At least Payne doesn’t cheat when it comes to resolving Hunham’s and Angus’s arcs. The ending for Angus is not a triumph so much as a stay of execution, as it were. Hunham’s small heart doesn’t grow three sizes after his Christmas miracle. You even get the sense that not much will change for Hunham on a personal level. He’s growing older, with less road in front of him than behind him. His future isn’t set in stone, but its faint outlines are discernible. But Payne does permit Angus and Hunham some form of passing the torch. The last shot of Angus shows him hurrying away with the unconsciously bounding gait of the young. His next chapter hasn’t been written yet. —Kevin McLenithan
★★★☆
The Holdovers is currently in wide theatrical release.
A Still Small Voice
A Still Small Voice follows Mati, a woman working through a year of clinical pastoral education (CPE) as a chaplain-in-residency at Mount Sinai Hospital in New York City, as well as her boss David, who’s been overseeing chaplain residency cohorts at the hospital for some time. The documentary traces Mati’s time in residency through a year of exhaustion, a record of the burnout inherent in medical and spiritual care, especially in the first two years of the COVID-19 pandemic.
Hospital chaplains are called to provide comfort for people who are often at the lowest point in their lives, physically and spiritually. Director/cinematographer/editor Luke Lorentzen shoots his movie with the sensitivity and grace to match that calling, finding space for honest contemplation alongside the heavier moments of Mati’s work. The camera hovers around the edges of hospital rooms, rarely showing the patients but often framing the cohort residents as they go about the work of counseling, listening, and praying.
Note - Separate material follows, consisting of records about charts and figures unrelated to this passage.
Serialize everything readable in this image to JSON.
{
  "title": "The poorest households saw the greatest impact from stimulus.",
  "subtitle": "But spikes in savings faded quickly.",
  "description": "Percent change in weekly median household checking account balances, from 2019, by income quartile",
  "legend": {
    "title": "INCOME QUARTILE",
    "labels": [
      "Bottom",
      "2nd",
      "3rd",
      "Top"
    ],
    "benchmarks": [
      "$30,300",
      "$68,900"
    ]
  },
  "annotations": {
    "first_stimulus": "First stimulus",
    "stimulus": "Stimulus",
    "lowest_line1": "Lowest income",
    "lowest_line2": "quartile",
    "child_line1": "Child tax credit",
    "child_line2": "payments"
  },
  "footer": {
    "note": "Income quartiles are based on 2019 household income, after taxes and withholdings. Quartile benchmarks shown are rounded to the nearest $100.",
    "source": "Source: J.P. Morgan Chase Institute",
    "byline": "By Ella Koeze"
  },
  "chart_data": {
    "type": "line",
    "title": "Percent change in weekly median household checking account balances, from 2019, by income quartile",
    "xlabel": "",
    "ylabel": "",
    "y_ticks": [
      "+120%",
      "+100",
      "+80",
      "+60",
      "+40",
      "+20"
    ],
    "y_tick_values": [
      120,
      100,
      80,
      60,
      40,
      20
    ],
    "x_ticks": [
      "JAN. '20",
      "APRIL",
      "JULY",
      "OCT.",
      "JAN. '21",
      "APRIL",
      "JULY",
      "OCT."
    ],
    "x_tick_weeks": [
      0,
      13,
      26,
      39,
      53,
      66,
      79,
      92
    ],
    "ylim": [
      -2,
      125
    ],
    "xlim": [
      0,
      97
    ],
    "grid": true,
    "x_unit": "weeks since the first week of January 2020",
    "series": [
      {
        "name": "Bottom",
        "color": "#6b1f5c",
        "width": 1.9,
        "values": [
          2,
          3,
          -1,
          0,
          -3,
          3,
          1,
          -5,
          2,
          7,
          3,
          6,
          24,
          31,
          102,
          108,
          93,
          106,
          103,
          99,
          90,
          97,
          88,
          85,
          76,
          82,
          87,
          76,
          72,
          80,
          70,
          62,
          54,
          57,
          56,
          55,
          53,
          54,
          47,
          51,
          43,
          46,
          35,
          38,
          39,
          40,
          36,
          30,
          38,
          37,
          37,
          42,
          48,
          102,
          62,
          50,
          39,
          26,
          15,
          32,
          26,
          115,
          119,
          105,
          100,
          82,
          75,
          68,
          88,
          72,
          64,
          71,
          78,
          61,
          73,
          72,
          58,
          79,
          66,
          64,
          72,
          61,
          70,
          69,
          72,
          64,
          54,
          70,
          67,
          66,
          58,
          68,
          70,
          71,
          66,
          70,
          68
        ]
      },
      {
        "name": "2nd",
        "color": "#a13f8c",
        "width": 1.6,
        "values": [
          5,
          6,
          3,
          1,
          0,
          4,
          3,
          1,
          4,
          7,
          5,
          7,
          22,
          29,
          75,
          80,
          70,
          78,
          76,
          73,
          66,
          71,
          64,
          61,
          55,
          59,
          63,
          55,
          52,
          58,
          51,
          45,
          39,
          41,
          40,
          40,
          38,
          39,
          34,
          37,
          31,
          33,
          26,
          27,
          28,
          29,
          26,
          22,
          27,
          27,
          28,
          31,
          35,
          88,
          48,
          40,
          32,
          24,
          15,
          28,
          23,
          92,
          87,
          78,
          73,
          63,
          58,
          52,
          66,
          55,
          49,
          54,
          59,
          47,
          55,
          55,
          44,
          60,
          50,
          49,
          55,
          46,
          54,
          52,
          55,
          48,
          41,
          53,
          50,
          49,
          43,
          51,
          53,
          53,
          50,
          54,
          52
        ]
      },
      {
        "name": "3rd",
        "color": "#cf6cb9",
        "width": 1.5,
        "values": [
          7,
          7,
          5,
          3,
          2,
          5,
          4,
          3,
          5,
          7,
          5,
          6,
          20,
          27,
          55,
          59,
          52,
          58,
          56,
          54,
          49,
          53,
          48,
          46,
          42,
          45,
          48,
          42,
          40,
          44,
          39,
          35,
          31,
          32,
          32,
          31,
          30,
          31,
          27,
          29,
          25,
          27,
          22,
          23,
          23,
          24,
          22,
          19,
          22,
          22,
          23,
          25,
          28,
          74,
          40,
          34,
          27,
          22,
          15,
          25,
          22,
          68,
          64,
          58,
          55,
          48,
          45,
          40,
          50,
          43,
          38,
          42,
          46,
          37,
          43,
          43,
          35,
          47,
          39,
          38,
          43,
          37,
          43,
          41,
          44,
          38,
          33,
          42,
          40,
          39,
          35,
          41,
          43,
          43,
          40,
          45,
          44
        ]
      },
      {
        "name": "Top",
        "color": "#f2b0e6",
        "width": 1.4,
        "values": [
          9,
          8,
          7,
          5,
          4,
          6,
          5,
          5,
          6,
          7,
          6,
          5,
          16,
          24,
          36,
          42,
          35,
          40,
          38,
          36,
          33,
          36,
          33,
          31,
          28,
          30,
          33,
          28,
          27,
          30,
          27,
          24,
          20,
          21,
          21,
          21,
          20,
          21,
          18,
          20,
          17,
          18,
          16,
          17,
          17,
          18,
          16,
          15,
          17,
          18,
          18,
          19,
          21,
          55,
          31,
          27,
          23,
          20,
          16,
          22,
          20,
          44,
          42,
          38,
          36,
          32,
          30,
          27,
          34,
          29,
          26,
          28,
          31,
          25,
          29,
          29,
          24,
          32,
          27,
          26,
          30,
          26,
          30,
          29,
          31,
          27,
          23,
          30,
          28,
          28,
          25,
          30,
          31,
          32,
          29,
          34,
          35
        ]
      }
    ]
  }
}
Hospitals are spaces for healing the body, and David, Mati, and the other CPE residents often discuss bodily awareness as an act of spiritual care. They’re careful to check in about how present they are in meetings, how they feel physically, where they need care. All of them are running on empty.
Lorentzen’s camera does not pry, but neither does it back away. The film is present in conversations between Mati and her patients, in debriefing meetings with the cohort, in moments of acute and prolonged spiritual crisis. Lorentzen gives just enough information for us to piece together the arc of their year, but not so much that the documentary fits a neat narrative. When Mati says she is exhausted, we get the sense that the whole world is weighing her down. When she and David clash, we understand that the sudden bubbling of emotion has been on the boil for a long time, though we haven’t been able to see anything under their tightly clamped lids until they lose control. The intensity, when it comes, is a surprise. As a viewer, I would have liked for the documentary to signal its story more cleanly, but real life doesn’t work that way. We can’t possibly know exactly how anyone else thinks or feels, ever. The job of a chaplain involves loving people who are, by nature of their station, difficult to love, often through no fault or choice of their own. There has to be room for grace in that. Lorentzen finds that grace in the quiet moments. —Sarah Welch-Larson
★★★☆
A Still Small Voice is in limited release now.